Reddition des comptes ou mise en scène des comptes ? (Par Ibrahima Thiam)

Le régime actuel avait promis la reddition des comptes. Une promesse noble, presque sacrée : traquer les détourneurs, assainir la gestion publique, rendre au peuple son argent volé. Sur le papier, rien de plus légitime. En campagne, c’était même devenu une mélodie populaire : les anciens ministres étaient peints en vampires budgétaires, symboles vivants de la gabegie.

Mais dix-sept mois plus tard, le grand ménage promis tarde à commencer. Aucun ancien ministre n’a été sérieusement mis en cause pour détournement ou gestion douteuse. Pas la moindre preuve tangible n’a été produite pour confirmer ces accusations répétées avec tant d’assurance. À croire que les scandales annoncés n’existaient que dans les discours électoraux.

En revanche, là où la machine judiciaire s’emballe, c’est sur un autre terrain : celui du blanchiment d’argent. Une avalanche d’interpellations et d’arrestations s’appuie désormais sur les rapports de la CENTIF. Des citoyens, souvent éloignés de la gestion des deniers publics, se retrouvent accusés, exposés, parfois brisés, pendant que ceux qui ont effectivement eu la main sur les caisses de l’État passent, eux, curieusement entre les gouttes.

Ainsi, la reddition des comptes s’applique non pas à ceux qui ont géré, mais à ceux qu’on peut facilement atteindre. Les vrais décideurs semblent jouir d’une étrange immunité morale, pendant que d’autres paient pour donner l’illusion d’une justice active.

Cette inversion des priorités laisse un goût amer. La promesse d’assainissement s’est transformée en stratégie de diversion. On occupe l’opinion publique avec des dossiers spectaculaires, pendant que les véritables affaires de gestion dorment tranquillement dans les tiroirs.

Il ne s’agit pas de défendre qui que ce soit.
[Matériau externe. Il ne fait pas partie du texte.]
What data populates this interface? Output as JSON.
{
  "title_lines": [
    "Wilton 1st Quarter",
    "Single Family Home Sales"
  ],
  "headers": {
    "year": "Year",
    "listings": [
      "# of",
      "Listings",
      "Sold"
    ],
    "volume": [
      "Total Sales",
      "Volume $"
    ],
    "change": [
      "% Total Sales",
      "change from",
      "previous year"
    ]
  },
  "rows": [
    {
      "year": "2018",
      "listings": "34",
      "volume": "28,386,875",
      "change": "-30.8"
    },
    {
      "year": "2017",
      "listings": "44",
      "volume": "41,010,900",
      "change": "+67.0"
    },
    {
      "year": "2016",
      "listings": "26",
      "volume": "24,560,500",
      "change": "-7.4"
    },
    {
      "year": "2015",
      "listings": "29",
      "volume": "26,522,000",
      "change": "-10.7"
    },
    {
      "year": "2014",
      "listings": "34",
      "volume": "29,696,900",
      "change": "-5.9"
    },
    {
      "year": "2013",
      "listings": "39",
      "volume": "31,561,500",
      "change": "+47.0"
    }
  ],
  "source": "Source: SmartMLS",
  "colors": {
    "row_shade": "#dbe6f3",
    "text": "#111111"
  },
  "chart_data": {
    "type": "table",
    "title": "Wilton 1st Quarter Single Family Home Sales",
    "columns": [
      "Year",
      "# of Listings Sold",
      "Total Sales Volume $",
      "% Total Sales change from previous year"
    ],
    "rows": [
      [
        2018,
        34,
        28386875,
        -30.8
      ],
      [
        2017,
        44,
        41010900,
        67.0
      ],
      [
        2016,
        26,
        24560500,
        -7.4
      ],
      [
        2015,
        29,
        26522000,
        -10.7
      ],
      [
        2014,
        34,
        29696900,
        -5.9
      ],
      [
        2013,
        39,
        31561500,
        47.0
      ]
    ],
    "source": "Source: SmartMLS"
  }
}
Il s’agit simplement de rappeler que la justice ne se rend pas à la carte, ni au gré des rapports qui arrangent.

La reddition des comptes ne doit pas devenir une arme de communication ou un instrument de vengeance. Elle doit rester ce qu’elle aurait toujours dû être : une exigence d’équité, de transparence et de vérité.

Car, au fond, le peuple n’attend pas qu’on arrête pour impressionner, mais qu’on juge pour convaincre.

Et pendant que les comptes ne se rendent toujours pas, une autre traque, plus insidieuse, s’installe : celle des paroles libres. On ne poursuit plus seulement les gestionnaires, on cible désormais ceux qui osent questionner,

critiquer, déranger. La parole indépendante devient suspecte, la pensée critique, subversive.

La reddition des comptes promise se mue en reddition des consciences. Et c’est peut-être là, le plus grand détournement de tous.